Анники встала, вышла в предбанник, склонилась, поднимая одно из ведер с ледяной водой, которые стояли тут же, под лавкой, и — р-раз! Опрокинула его на себя. Рем отвел глаза — мокрая ткань не скрывала ничего, только дразнила воображение.
— Хор-рошо! — выдохнула девушка, и, накинув шубку, повернулась к мужчинам спиной, распустила завязки на груди и дала рубахе соскользнуть на пол.
Она просунула руки в рукава мехового одеяния, запахнулась, надела на босые ноги угги, на мокрые волосы — пушистый капюшон и выбежала во двор.
— Как думаешь, зачем она приходила? — пребывая в неком ошеломленном состоянии спросил Рем.
Микке посмотрел на него как на идиота и проговорил:
— Она-а ведь тебе нравится? Женись! Хоро-ошая девушка, из хорошей семьи. Из о-очень хорошей семьи! Достойная жена для герцога Аскеронского!

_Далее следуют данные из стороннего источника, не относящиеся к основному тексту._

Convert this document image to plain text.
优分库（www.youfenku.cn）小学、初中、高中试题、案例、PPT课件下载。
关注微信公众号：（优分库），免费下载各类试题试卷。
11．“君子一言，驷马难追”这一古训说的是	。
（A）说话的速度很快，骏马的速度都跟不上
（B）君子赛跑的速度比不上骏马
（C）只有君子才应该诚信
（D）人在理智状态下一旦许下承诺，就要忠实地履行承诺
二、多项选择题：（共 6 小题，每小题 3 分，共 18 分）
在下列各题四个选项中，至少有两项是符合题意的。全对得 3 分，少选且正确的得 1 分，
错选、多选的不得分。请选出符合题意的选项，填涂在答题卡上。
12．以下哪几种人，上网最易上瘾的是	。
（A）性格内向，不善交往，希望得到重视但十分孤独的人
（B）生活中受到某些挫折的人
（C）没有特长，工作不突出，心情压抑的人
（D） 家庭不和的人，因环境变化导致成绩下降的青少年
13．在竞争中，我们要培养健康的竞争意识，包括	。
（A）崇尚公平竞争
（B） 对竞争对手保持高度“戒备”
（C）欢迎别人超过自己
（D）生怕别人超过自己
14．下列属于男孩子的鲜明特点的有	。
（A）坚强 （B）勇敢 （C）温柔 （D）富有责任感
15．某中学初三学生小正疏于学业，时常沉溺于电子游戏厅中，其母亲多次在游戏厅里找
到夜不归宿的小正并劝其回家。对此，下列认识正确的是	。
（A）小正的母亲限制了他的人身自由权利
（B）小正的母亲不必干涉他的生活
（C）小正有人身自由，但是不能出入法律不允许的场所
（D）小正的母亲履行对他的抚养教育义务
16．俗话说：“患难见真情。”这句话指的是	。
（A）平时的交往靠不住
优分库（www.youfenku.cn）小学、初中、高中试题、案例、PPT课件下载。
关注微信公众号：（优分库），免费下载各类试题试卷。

Рем даже не обратил внимание на последнюю эскападу.
— Сайа… — проговорил он.
— Сайа? Она-а циркачка. Из цирка-ачки никогда не получится хорошая жена, понимаешь?
Аркан понимал. Но отвечать не стал. Первая юношеская влюбленность, с новой силой вспыхнувшая по пути на Ярмарку Дымного Перевала, держала крепко и не отпускала. Вот и теперь — в душу молодого парня как будто воткнули раскаленный гвоздь… И виски начало ломить.
Виски? Это было явно не к добру, и Рем шагнул в сторону стоящего у порога меча.
— Что-о-о случилось? — Ярвинен поддернул простыню, которая сползала с бедер и удивленно воззрился на друга. — Ты чего-о?
— Происходит нечто ужасное, — Аркан поморщился от головной боли. — Кто-то творит волшбу! Или что-то…
— Туони? — глаза Микке расширились.
— Не думаю. Туони под присмотром Флавиана. Здесь что-то другое… — он не договорил, ухватившись за стену: домик-сауна задрожал, как будто из-за землетрясения.
— Како-о-ого…
И вдруг в окна и двери полезли какие-то лихие люди, как две капли воды похожие на берсерков, которые атаковали утром зал Эдускунты.
— Кур-р-р-рва! — первого Рем встретил пинком в живот, который отбросил неприятеля и дал возможность добраться до рукояти меча.